The monopole-dimer model on Cartesian products of plane graphs

TL;DR

This paper extends the monopole-dimer model to Cartesian products of planar graphs, providing explicit determinant formulas for the partition function, including for 3D and higher-dimensional grids, and discusses asymptotic behaviors.

Contribution

It introduces a generalized monopole-dimer model for Cartesian product graphs, deriving explicit determinant and product formulas for their partition functions.

Findings

Partition function expressed as a determinant of a generalized signed adjacency matrix.

Partition function is independent of orientations if they are Pfaffian.

Explicit product formulas for 3D and higher-dimensional grid graphs.

Abstract

The monopole-dimer model is a signed variant of the monomer-dimer model which has determinantal structure. We extend the monopole-dimer model for planar graphs (Math.

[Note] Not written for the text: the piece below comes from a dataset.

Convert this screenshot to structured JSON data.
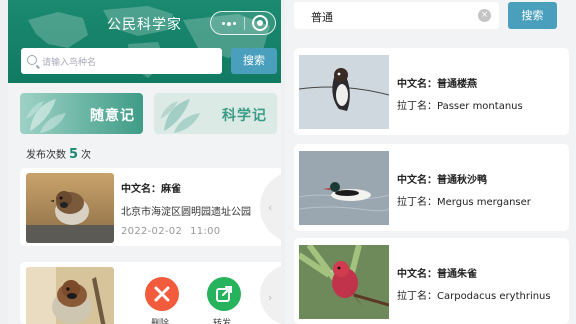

Phys. Anal. Geom., 2015) to Cartesian products thereof and show that the partition function of this model can be expressed as a determinant of a generalised signed adjacency matrix. We then show that the partition function is independent of the orientations of the planar graphs so long as the orientations are Pfaffian. When these planar graphs are bipartite, we show that the computation of the partition function becomes especially simple. We then give an explicit product formula for the partition function of three-dimensional grid graphs a la Kasteleyn and Temperley--Fischer, which turns out to be fourth power of a polynomial when all grid lengths are even. Finally, we generalise this product formula to $d$ dimensions, again obtaining an explicit product formula. We conclude with a discussion on asymptotic formulas for the free energy and monopole densities.